Queremos tanto a Lovecraft

Aprovechando la publicación de El color que cayó del cielo, traducida por Liliana Colanzi, revisitamos al genio del horror y la fantasía, H.P Lovecraft.

…en un febril y caleidoscópico instante estalló en esa granja maldita un cataclismo deslumbrante y volcánico de chispas y sustancias antinaturales, encegueciendo momentáneamente a los hombres que lo vieron y enviando hacia el cénit una nube bombardeante de elementos coloridos y fantásticos de los que nuestro universo debiese renegar″.

El estilo de Lovecraft es inconfundible: pletórico, lleno de perífrasis, cargado de palabras rimbombantes. Es como un virus, que se prende en el lenguaje y lo modifica, lo adapta para sí mismo, creando una atmósfera única que se multiplica hasta el infinito.

La imaginación de Lovecraft produce monstruos: bichos malvados y llenos de tentáculos que no existieron hasta que este hombre, oriundo del norte de Estados Unidos, los liberara al mundo. Los señores del abismo que duermen y acechan en la ciudad de R´lyeh; el loco Abdul Alhazred y su grimorio, el Necronomicón; los seres pegajosos de otro mundo que devastan todo a su paso, las plantas que mutan y te devoran espora a espora, son algunas de sus muchas e infecciosas creaciones.

Si hay un universo en el que dejó una huella absoluta es en la esfera de la cultura popular. Stephen King, Mike Mignola, Neil Gaiman, Alan Moore le han presentado sus respetos, creando historias ambientadas en su seno, con homenajes que van desde las manifestaciones del idioma de Cthulhu (Hellboy, sin ir más lejos, viene de ese espacio ficcional), hasta las combinaciones estrambóticas como “Estudio en Esmeralda”, el relato que le valió a Gaiman un premio Hugo a la mejor historia corta el año 2004.

Su innegable talento lo pone codo a codo con el otro gran maestro de la literatura gótica del terror, Edgar Allan Poe. Y es que ambos se atrevieron a señalar, en un mundo donde los creadores literarios buscaban la iluminación y el decorado de lo “bueno”, aquello que estaba oculto: las fuerzas malévolas que operan en el ánimo, la insignificancia del hombre ante la inmensidad de lo desconocido, el solaz que produce en algunos encontrarse en compañía de la podredumbre, la infelicidad y la muerte.

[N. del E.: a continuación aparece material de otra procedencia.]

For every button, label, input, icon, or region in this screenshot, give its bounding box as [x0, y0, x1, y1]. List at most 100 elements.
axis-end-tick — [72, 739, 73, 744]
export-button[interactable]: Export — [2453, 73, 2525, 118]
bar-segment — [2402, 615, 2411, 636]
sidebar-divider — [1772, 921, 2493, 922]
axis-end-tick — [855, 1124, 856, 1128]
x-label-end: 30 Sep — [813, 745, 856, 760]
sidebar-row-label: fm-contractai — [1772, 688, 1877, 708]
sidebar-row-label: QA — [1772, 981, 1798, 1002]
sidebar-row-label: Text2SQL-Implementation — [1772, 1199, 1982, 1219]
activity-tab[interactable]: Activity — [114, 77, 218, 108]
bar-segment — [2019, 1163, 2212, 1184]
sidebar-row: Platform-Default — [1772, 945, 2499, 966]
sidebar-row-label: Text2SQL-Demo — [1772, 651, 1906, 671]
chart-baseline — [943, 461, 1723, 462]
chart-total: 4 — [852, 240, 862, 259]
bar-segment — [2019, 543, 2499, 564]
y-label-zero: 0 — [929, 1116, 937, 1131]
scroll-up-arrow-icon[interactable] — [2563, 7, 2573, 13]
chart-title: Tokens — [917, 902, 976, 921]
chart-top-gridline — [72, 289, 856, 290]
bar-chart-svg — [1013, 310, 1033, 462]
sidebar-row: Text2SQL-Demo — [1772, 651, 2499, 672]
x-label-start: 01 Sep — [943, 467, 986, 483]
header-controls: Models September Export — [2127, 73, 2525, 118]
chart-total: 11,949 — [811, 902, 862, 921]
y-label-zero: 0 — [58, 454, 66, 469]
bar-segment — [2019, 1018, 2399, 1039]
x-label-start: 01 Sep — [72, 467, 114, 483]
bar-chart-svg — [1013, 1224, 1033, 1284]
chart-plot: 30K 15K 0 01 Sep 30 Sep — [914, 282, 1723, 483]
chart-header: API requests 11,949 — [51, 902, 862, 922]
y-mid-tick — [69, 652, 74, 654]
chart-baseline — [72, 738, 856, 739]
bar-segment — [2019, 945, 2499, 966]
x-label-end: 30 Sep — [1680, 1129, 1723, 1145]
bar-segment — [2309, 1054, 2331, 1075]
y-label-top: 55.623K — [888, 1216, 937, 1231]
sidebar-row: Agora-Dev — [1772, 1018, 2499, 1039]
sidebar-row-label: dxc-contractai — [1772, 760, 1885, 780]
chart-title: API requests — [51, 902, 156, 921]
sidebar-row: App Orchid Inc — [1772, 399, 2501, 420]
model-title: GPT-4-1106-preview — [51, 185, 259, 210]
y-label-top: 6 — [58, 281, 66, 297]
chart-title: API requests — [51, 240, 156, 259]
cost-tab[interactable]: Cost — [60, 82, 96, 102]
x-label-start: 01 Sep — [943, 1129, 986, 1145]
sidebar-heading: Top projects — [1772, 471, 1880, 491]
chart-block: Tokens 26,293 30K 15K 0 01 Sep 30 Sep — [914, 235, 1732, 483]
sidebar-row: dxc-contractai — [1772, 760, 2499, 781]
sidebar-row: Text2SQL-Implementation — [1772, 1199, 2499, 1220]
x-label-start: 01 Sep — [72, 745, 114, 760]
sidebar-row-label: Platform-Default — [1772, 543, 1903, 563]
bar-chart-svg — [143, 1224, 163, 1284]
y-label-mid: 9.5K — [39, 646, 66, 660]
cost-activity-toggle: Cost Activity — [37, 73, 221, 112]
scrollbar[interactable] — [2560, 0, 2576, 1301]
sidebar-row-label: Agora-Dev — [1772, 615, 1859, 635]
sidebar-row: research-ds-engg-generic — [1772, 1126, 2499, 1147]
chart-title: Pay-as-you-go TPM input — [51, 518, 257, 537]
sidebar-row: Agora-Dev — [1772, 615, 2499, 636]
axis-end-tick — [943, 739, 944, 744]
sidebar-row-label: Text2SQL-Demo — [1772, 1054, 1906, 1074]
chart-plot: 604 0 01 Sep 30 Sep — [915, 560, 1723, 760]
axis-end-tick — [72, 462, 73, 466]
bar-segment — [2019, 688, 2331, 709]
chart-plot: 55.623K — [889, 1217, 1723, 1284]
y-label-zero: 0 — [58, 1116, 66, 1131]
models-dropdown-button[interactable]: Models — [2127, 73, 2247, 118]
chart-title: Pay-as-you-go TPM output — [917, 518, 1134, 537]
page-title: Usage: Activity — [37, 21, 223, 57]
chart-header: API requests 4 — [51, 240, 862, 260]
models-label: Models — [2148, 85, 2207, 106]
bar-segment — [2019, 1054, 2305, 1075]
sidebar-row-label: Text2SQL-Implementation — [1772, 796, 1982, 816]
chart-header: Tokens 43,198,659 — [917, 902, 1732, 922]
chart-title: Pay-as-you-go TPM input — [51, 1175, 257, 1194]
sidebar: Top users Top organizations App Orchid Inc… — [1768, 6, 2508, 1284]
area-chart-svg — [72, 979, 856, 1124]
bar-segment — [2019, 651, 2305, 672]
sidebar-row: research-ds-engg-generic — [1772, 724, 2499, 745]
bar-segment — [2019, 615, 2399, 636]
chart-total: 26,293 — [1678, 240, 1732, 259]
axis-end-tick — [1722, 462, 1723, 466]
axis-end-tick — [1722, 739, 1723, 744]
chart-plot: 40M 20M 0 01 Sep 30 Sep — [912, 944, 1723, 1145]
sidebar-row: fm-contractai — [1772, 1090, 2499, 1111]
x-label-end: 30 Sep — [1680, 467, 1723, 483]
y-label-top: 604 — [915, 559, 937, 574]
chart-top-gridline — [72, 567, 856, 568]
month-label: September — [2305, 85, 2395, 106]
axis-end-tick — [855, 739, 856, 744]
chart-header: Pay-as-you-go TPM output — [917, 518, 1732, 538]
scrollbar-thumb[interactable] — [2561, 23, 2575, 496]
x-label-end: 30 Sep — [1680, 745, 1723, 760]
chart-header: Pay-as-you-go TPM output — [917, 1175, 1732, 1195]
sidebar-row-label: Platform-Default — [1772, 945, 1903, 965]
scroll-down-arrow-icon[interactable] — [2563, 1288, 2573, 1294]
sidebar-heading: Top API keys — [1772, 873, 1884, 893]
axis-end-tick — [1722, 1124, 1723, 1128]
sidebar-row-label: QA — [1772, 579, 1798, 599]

Mucho se ha hablado del racismo de Lovecraft. Tanto, que el año pasado se decidió retirar su efigie del World Fantasy Award, uno de los tres premios más reconocidos en el ámbito de la fantasía y la ciencia ficción. Nnedi Okorafor, increíble autora nigeriana, admitió que observar el busto de un racista redomado al lado de sus otros grandes premios, como el Wole Soyinka (premio a lo mejor de la literatura africana), le provocaba urticaria. Sin embargo, se trata de la primera mujer negra en recibir este premio desde sus orígenes en 1975, un honor que supera al hombre detrás de la efigie.

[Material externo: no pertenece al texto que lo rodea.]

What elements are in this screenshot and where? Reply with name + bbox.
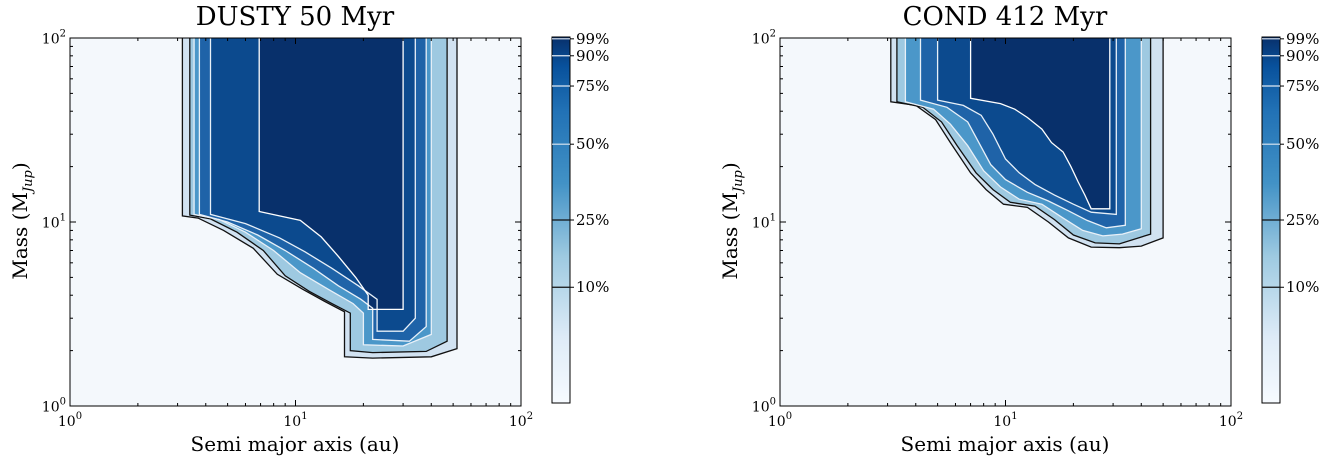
contour-line-99 (969, 38, 1111, 210)
tick-label: 100 (42, 397, 66, 416)
colorbar-label: 75% (576, 77, 610, 96)
contour-line-10 (181, 38, 458, 359)
tick-exponent: 0 (75, 411, 83, 422)
y-axis-label: Mass (MJup) (8, 162, 36, 279)
tick-exponent: 2 (526, 411, 534, 422)
y-axis-label-sub: Jup (731, 170, 746, 193)
colorbar-label: 25% (1286, 211, 1320, 229)
colorbar-label: 10% (576, 278, 610, 297)
tick-base: 10 (767, 414, 786, 430)
contour-group (181, 38, 458, 359)
tick-base: 10 (751, 399, 770, 416)
chart-title: COND 412 Myr (902, 2, 1108, 32)
y-axis-label-main: Mass (M (718, 192, 742, 280)
contour-line-50 (904, 38, 1142, 237)
tick-exponent: 1 (769, 212, 776, 224)
colorbar-label: 10% (1286, 278, 1320, 297)
tick-label: 102 (752, 29, 776, 48)
tick-exponent: 0 (785, 411, 793, 422)
tick-exponent: 0 (769, 396, 776, 408)
tick-base: 10 (1218, 414, 1237, 430)
colorbar-label: 50% (576, 135, 610, 154)
tick-base: 10 (993, 414, 1012, 430)
tick-base: 10 (283, 414, 302, 430)
contour-region-99 (970, 38, 1110, 209)
colorbar-label: 25% (576, 211, 610, 229)
contour-region-99 (259, 38, 404, 310)
tick-base: 10 (41, 399, 60, 416)
contour-line-75 (919, 38, 1126, 229)
tick-label: 102 (1219, 411, 1243, 430)
tick-label: 101 (42, 213, 66, 232)
tick-label: 101 (283, 411, 307, 430)
colorbar-label: 50% (1286, 135, 1320, 154)
contour-group (890, 38, 1164, 249)
contour-line-90 (936, 38, 1117, 216)
x-axis-label: Semi major axis (au) (190, 432, 400, 456)
tick-label: 100 (58, 411, 82, 430)
y-axis-label-main: Mass (M (8, 192, 32, 280)
colorbar-label: 99% (576, 29, 610, 48)
tick-exponent: 1 (59, 212, 66, 224)
colorbar-label: 99% (1286, 29, 1320, 48)
tick-label: 102 (42, 29, 66, 48)
tick-label: 100 (752, 397, 776, 416)
colorbar-label: 90% (576, 46, 610, 65)
chart-svg-cond (779, 36, 1284, 407)
tick-exponent: 2 (1236, 411, 1244, 422)
contour-line-25 (896, 38, 1152, 245)
tick-exponent: 2 (59, 28, 66, 40)
chart-panel-dusty: DUSTY 50 Myr Mass (MJup) Semi major axis… (0, 0, 666, 462)
contour-line-90 (209, 38, 416, 332)
y-axis-label-close: ) (718, 162, 742, 171)
contour-line-25 (189, 38, 448, 354)
chart-svg-dusty (69, 36, 574, 407)
tick-base: 10 (751, 31, 770, 48)
colorbar-label: 90% (1286, 46, 1320, 65)
tick-label: 101 (752, 213, 776, 232)
tick-base: 10 (508, 414, 527, 430)
tick-label: 100 (768, 411, 792, 430)
tick-exponent: 0 (59, 396, 66, 408)
tick-base: 10 (41, 31, 60, 48)
contour-line-10 (890, 38, 1164, 249)
tick-exponent: 1 (1011, 411, 1018, 422)
tick-base: 10 (41, 215, 60, 232)
tick-label: 101 (993, 411, 1017, 430)
tick-exponent: 1 (301, 411, 308, 422)
chart-panel-cond: COND 412 Myr Mass (MJup) Semi major axis… (710, 0, 1333, 462)
tick-base: 10 (751, 215, 770, 232)
x-axis-label: Semi major axis (au) (900, 432, 1110, 456)
y-axis-label-sub: Jup (21, 170, 36, 193)
tick-exponent: 2 (769, 28, 776, 40)
tick-base: 10 (57, 414, 76, 430)
y-axis-label-close: ) (8, 162, 32, 171)
contour-line-99 (258, 38, 404, 311)
y-axis-label: Mass (MJup) (718, 162, 746, 279)
colorbar-label: 75% (1286, 77, 1320, 96)
chart-title: DUSTY 50 Myr (195, 2, 395, 32)
tick-label: 102 (509, 411, 533, 430)
contour-line-75 (198, 38, 427, 342)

No sabemos si Lovecraft hubiese aprobado; ni si estaría tranquilo con el mundo que ahora lo admira al punto del ridículo: retraído y misógino como era, la actualidad podría haberlo aterrorizado. Hoy, en su nombre, se cometen todo tipo de atropellos; desde antologías ambientadas en el mundo de Sherlock Holmes; cuentos que combinan al mythos de Chtullu con las redes sociales; peluchitos del rey de los abismos con tentáculos de felpa… hasta nanas para niños… su creación aguanta de todo.

Y es que ése es su poder; haber creado un universo narrativo, una modalidad de escritura tan característica, que al leerla se reconoce inmediatamente. Un discurso que se reproduce a sí mismo, la contagiante verborrea que, cien años después, nos inspira aún delicioso terror. En El color que cayó del cielo Colanzi se luce, además, replicando esa vorágine, traduciéndola, contagiándonos, invitándonos adentro de ese horroroso mundo, tal y como a Lovecraft le hubiese gustado que fuese.